But analysts said it remains to be seen how difficult it will be to enforce these provisions. Company finances can be opaque, and when a company saves a dollar in the United States, it may then choose to invest it elsewhere.
The program also includes some ambitious and unusual requirements aimed at benefiting the people who will staff semiconductor facilities.
For one, the department will require companies seeking awards of $150 million or more to guarantee affordable, high-quality child care for workers who build or operate a plant.
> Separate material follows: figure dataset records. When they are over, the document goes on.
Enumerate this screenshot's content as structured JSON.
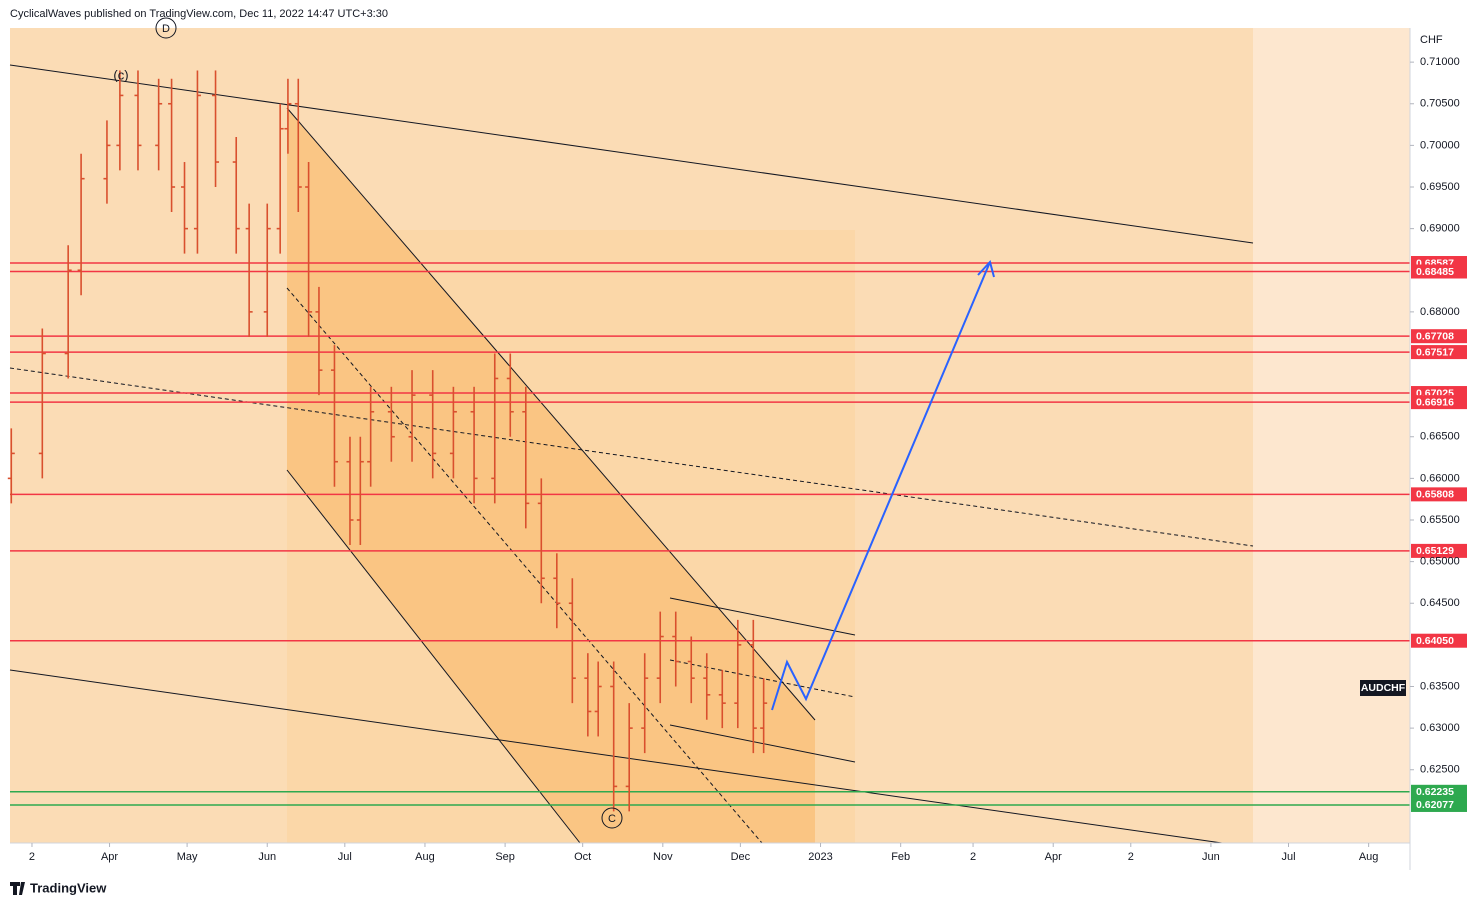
{
  "header": {
    "text": "CyclicalWaves published on TradingView.com, Dec 11, 2022 14:47 UTC+3:30"
  },
  "footer": {
    "brand": "TradingView"
  },
  "chart_data": {
    "type": "ohlc",
    "symbol": "AUDCHF",
    "y_unit": "CHF",
    "color": "#d9502e",
    "grid": false,
    "x": [
      -7,
      5,
      15,
      20,
      30,
      35,
      42,
      50,
      55,
      60,
      65,
      72,
      80,
      85,
      92,
      97,
      100,
      104,
      108,
      112,
      118,
      124,
      128,
      132,
      140,
      148,
      156,
      164,
      172,
      180,
      186,
      192,
      198,
      204,
      210,
      216,
      220,
      226,
      232,
      238,
      244,
      250,
      256,
      262,
      268,
      274,
      280,
      284
    ],
    "open": [
      0.66,
      0.663,
      0.675,
      0.685,
      0.696,
      0.7,
      0.706,
      0.7,
      0.705,
      0.695,
      0.69,
      0.706,
      0.698,
      0.69,
      0.68,
      0.69,
      0.702,
      0.705,
      0.695,
      0.68,
      0.673,
      0.662,
      0.655,
      0.662,
      0.668,
      0.665,
      0.67,
      0.663,
      0.668,
      0.66,
      0.672,
      0.668,
      0.657,
      0.648,
      0.645,
      0.636,
      0.632,
      0.635,
      0.623,
      0.63,
      0.636,
      0.641,
      0.638,
      0.636,
      0.634,
      0.633,
      0.64,
      0.63
    ],
    "high": [
      0.666,
      0.678,
      0.688,
      0.699,
      0.703,
      0.709,
      0.709,
      0.708,
      0.708,
      0.698,
      0.709,
      0.709,
      0.701,
      0.693,
      0.693,
      0.705,
      0.708,
      0.708,
      0.698,
      0.683,
      0.676,
      0.665,
      0.665,
      0.671,
      0.671,
      0.673,
      0.673,
      0.671,
      0.671,
      0.675,
      0.675,
      0.671,
      0.66,
      0.651,
      0.648,
      0.639,
      0.638,
      0.638,
      0.633,
      0.639,
      0.644,
      0.644,
      0.641,
      0.639,
      0.637,
      0.643,
      0.643,
      0.636
    ],
    "low": [
      0.657,
      0.66,
      0.672,
      0.682,
      0.693,
      0.697,
      0.697,
      0.697,
      0.692,
      0.687,
      0.687,
      0.695,
      0.687,
      0.677,
      0.677,
      0.687,
      0.699,
      0.692,
      0.677,
      0.67,
      0.659,
      0.652,
      0.652,
      0.659,
      0.662,
      0.662,
      0.66,
      0.66,
      0.657,
      0.657,
      0.665,
      0.654,
      0.645,
      0.642,
      0.633,
      0.629,
      0.629,
      0.62,
      0.62,
      0.627,
      0.633,
      0.635,
      0.633,
      0.631,
      0.63,
      0.63,
      0.627,
      0.627
    ],
    "close": [
      0.663,
      0.675,
      0.685,
      0.696,
      0.7,
      0.706,
      0.7,
      0.705,
      0.695,
      0.69,
      0.706,
      0.698,
      0.69,
      0.68,
      0.69,
      0.702,
      0.705,
      0.695,
      0.68,
      0.673,
      0.662,
      0.655,
      0.662,
      0.668,
      0.665,
      0.67,
      0.663,
      0.668,
      0.66,
      0.672,
      0.668,
      0.657,
      0.648,
      0.645,
      0.636,
      0.632,
      0.635,
      0.623,
      0.63,
      0.636,
      0.641,
      0.638,
      0.636,
      0.634,
      0.633,
      0.64,
      0.63,
      0.633
    ],
    "xlim": [
      -7.5,
      534
    ],
    "xticks": [
      {
        "value": 1,
        "label": "2"
      },
      {
        "value": 31,
        "label": "Apr"
      },
      {
        "value": 61,
        "label": "May"
      },
      {
        "value": 92,
        "label": "Jun"
      },
      {
        "value": 122,
        "label": "Jul"
      },
      {
        "value": 153,
        "label": "Aug"
      },
      {
        "value": 184,
        "label": "Sep"
      },
      {
        "value": 214,
        "label": "Oct"
      },
      {
        "value": 245,
        "label": "Nov"
      },
      {
        "value": 275,
        "label": "Dec"
      },
      {
        "value": 306,
        "label": "2023"
      },
      {
        "value": 337,
        "label": "Feb"
      },
      {
        "value": 365,
        "label": "2"
      },
      {
        "value": 396,
        "label": "Apr"
      },
      {
        "value": 426,
        "label": "2"
      },
      {
        "value": 457,
        "label": "Jun"
      },
      {
        "value": 487,
        "label": "Jul"
      },
      {
        "value": 518,
        "label": "Aug"
      }
    ],
    "ylim": [
      0.6162,
      0.7141
    ],
    "yticks": [
      {
        "value": 0.71,
        "label": "0.71000"
      },
      {
        "value": 0.705,
        "label": "0.70500"
      },
      {
        "value": 0.7,
        "label": "0.70000"
      },
      {
        "value": 0.695,
        "label": "0.69500"
      },
      {
        "value": 0.69,
        "label": "0.69000"
      },
      {
        "value": 0.68,
        "label": "0.68000"
      },
      {
        "value": 0.665,
        "label": "0.66500"
      },
      {
        "value": 0.66,
        "label": "0.66000"
      },
      {
        "value": 0.655,
        "label": "0.65500"
      },
      {
        "value": 0.65,
        "label": "0.65000"
      },
      {
        "value": 0.645,
        "label": "0.64500"
      },
      {
        "value": 0.635,
        "label": "0.63500"
      },
      {
        "value": 0.63,
        "label": "0.63000"
      },
      {
        "value": 0.625,
        "label": "0.62500"
      }
    ],
    "levels": [
      {
        "value": 0.68587,
        "color": "#f23645"
      },
      {
        "value": 0.68485,
        "color": "#f23645"
      },
      {
        "value": 0.67708,
        "color": "#f23645"
      },
      {
        "value": 0.67517,
        "color": "#f23645"
      },
      {
        "value": 0.67025,
        "color": "#f23645"
      },
      {
        "value": 0.66916,
        "color": "#f23645"
      },
      {
        "value": 0.65808,
        "color": "#f23645"
      },
      {
        "value": 0.65129,
        "color": "#f23645"
      },
      {
        "value": {
          "value": 0.6405,
          "label": "0.64050"
        },
        "color": "#f23645"
      },
      {
        "value": 0.62235,
        "color": "#2ea94f"
      },
      {
        "value": 0.62077,
        "color": "#2ea94f"
      }
    ],
    "annotations": [
      {
        "label": "D"
      },
      {
        "label": "(c)"
      },
      {
        "label": "C"
      }
    ]
  }
}
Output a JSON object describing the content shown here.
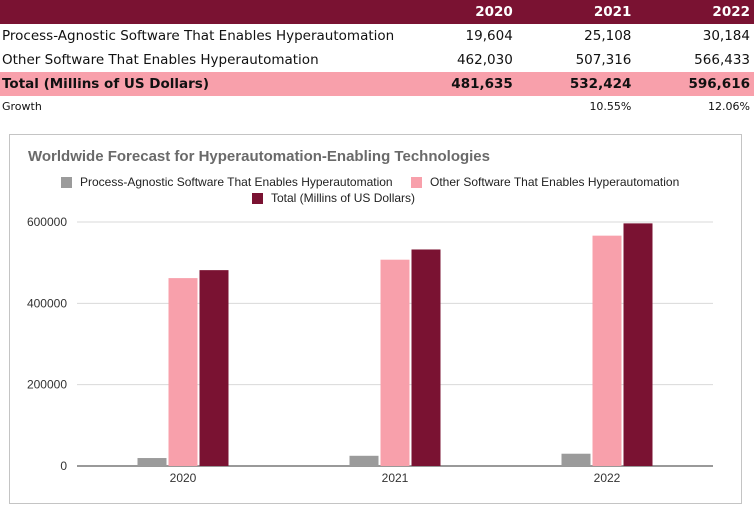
{
  "table": {
    "years": [
      "2020",
      "2021",
      "2022"
    ],
    "rows": [
      {
        "label": "Process-Agnostic Software That Enables Hyperautomation",
        "values": [
          "19,604",
          "25,108",
          "30,184"
        ]
      },
      {
        "label": "Other Software That Enables Hyperautomation",
        "values": [
          "462,030",
          "507,316",
          "566,433"
        ]
      }
    ],
    "total": {
      "label": "Total (Millins of US Dollars)",
      "values": [
        "481,635",
        "532,424",
        "596,616"
      ]
    },
    "growth": {
      "label": "Growth",
      "values": [
        "",
        "10.55%",
        "12.06%"
      ]
    }
  },
  "colors": {
    "header_bg": "#7a1232",
    "total_bg": "#f8a0ab",
    "series_gray": "#9b9b9b",
    "series_pink": "#f8a0ab",
    "series_maroon": "#7a1232"
  },
  "chart_data": {
    "type": "bar",
    "title": "Worldwide Forecast for Hyperautomation-Enabling Technologies",
    "categories": [
      "2020",
      "2021",
      "2022"
    ],
    "series": [
      {
        "name": "Process-Agnostic Software That Enables Hyperautomation",
        "values": [
          19604,
          25108,
          30184
        ],
        "color": "#9b9b9b"
      },
      {
        "name": "Other Software That Enables Hyperautomation",
        "values": [
          462030,
          507316,
          566433
        ],
        "color": "#f8a0ab"
      },
      {
        "name": "Total (Millins of US Dollars)",
        "values": [
          481635,
          532424,
          596616
        ],
        "color": "#7a1232"
      }
    ],
    "yticks": [
      0,
      200000,
      400000,
      600000
    ],
    "ylim": [
      0,
      600000
    ],
    "xlabel": "",
    "ylabel": "",
    "grid": true,
    "legend": "top"
  }
}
This could include building company child care centers near construction sites or new plants, paying local child care providers to add capacity at an affordable cost or directly subsidizing workers’ care costs.
Applicants are also required to detail their engagement with labor unions, schools and work force education programs, with preference given to projects that benefit communities and workers.
Other provisions will encourage companies, universities and other parties to offer more training for workers, in both advanced sciences and in skills like welding. The department said it would give preference to projects for which state and local governments were providing incentives with “spillover” benefits for communities, like work force training, education investment or infrastructure construction.
This is part of the Biden administration’s “worker-centered” approach to economic policy, which seeks to use the might of the federal government to benefit workers. But some critics say it could put the program’s goal of building the most advanced semiconductor factories at risk, if it adds excessive costs to new projects.